One-base-mismatch CRISPR-based transistors for single nucleotide resolution assay.

An effective strategy for accurately detecting single nucleotide variants (SNVs) is of great significance for genetic research and diagnostics. However, strict amplification conditions, complex experimental instruments, and specialized personnel are required to obtain a satisfactory tradeoff between sensitivity and selectivity for SNV discrimination. In this study, we present a CRISPR-based transistor biosensor for the rapid and highly selective detection of SNVs in viral RNA. By introducing a synthetic mismatch in the crRNA, the CRISPR-Cas13a protein can be engineered to capture the target SNV RNA directly on the surface of the graphene channel.
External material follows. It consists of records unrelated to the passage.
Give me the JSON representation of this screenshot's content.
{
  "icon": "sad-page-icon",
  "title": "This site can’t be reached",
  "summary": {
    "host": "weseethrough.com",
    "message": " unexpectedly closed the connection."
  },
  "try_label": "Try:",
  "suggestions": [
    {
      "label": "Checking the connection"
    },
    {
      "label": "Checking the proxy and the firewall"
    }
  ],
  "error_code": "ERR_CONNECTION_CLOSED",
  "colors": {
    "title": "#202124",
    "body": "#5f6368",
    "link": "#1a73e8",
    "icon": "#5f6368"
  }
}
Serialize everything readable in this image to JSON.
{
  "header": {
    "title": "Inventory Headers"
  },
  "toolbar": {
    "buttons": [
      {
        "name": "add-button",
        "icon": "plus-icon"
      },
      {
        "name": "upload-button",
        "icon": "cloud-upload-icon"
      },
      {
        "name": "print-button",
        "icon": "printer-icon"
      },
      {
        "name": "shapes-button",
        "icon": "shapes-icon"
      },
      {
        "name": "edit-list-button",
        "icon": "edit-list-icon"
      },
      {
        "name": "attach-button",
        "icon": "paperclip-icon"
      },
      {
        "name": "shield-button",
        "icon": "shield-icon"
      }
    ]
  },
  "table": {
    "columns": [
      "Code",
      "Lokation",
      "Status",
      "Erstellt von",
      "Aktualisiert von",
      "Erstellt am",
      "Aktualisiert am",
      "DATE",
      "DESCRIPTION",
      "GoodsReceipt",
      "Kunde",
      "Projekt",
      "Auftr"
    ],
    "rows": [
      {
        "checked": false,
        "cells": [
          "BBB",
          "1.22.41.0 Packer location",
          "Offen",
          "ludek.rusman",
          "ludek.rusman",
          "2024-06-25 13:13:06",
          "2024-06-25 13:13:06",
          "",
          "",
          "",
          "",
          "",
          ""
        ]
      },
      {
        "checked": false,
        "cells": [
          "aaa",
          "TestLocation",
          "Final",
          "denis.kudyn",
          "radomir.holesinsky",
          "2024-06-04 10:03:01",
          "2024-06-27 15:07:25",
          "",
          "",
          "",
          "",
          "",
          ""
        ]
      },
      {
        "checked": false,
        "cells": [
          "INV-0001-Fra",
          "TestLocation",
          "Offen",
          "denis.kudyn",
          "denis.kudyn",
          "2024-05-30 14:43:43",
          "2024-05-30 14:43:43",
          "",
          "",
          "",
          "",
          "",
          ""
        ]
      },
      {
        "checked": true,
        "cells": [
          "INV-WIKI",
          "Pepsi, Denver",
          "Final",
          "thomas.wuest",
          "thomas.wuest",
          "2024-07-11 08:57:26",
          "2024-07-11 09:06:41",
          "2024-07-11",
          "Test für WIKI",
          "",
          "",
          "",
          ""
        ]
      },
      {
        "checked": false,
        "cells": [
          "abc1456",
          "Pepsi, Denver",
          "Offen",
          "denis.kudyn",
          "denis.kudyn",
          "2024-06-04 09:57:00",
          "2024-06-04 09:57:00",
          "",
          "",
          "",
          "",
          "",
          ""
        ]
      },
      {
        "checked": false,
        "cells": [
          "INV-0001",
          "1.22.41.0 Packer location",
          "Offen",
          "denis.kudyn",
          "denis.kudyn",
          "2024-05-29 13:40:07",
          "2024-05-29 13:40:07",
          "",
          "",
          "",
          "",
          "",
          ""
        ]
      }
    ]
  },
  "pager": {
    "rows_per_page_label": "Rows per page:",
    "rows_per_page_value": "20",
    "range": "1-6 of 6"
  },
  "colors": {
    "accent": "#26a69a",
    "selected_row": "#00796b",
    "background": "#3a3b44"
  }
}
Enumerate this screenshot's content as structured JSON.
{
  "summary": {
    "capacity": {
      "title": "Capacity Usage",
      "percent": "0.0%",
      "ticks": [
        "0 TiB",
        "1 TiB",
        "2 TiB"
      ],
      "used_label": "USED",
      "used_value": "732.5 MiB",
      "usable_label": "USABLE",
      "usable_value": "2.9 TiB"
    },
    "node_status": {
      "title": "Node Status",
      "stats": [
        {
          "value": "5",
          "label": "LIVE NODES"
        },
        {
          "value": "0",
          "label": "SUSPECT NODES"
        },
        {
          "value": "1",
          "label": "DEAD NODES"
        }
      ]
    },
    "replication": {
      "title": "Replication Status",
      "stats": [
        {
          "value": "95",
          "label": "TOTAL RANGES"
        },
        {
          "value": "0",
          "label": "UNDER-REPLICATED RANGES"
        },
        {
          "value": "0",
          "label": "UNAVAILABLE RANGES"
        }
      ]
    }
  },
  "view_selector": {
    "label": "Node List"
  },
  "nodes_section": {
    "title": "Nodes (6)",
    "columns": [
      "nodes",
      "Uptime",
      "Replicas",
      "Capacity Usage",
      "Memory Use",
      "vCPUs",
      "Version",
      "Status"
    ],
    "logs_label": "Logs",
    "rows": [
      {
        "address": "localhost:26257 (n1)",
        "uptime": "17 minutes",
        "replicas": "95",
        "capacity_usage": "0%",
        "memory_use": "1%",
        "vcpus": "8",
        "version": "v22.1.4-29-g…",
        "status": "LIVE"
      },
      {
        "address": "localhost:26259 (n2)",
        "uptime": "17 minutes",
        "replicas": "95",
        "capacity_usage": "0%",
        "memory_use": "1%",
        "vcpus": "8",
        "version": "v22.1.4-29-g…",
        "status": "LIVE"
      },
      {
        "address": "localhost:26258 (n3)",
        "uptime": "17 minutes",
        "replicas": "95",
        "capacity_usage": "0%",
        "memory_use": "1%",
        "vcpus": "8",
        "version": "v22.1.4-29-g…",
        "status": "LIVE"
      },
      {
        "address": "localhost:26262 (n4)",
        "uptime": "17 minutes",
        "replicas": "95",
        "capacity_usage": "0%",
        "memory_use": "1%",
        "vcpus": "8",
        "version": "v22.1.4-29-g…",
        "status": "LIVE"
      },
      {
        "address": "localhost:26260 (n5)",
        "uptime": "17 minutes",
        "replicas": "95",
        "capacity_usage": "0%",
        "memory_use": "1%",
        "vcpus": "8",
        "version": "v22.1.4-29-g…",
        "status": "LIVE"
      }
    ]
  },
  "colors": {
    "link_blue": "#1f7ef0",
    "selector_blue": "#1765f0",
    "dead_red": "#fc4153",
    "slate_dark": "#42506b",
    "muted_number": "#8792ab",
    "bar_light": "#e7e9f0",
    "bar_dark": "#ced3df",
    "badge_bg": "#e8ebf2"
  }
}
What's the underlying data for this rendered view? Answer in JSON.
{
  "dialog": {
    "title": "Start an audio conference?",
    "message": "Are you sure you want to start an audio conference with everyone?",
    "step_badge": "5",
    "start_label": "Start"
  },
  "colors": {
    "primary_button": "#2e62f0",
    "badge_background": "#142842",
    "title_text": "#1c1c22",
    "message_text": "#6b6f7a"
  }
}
This process induces a fast electrical signal response in the transistor, obviating the need for amplification or reporter molecules. The biosensor exhibits a detection limit for target RNA as low as 5 copies in 100 μL, which is comparable to that of real-time quantitative polymerase chain reaction (PCR). Its operational range spans from 10 to 5 × 105 copy mL-1 in artificial saliva solution. This capability enables the biosensor to discriminate between wild-type and SNV RNA within 15 min. By introducing 10 μL of swab samples during clinical testing, the biosensor provides specific detection of respiratory viruses in 19 oropharyngeal specimens, including influenza A, influenza B, and variants of SARS-CoV-2. This study emphasizes the CRISPR-transistor technique as a highly accurate and sensitive approach for field-deployable nucleic acid screening or diagnostics.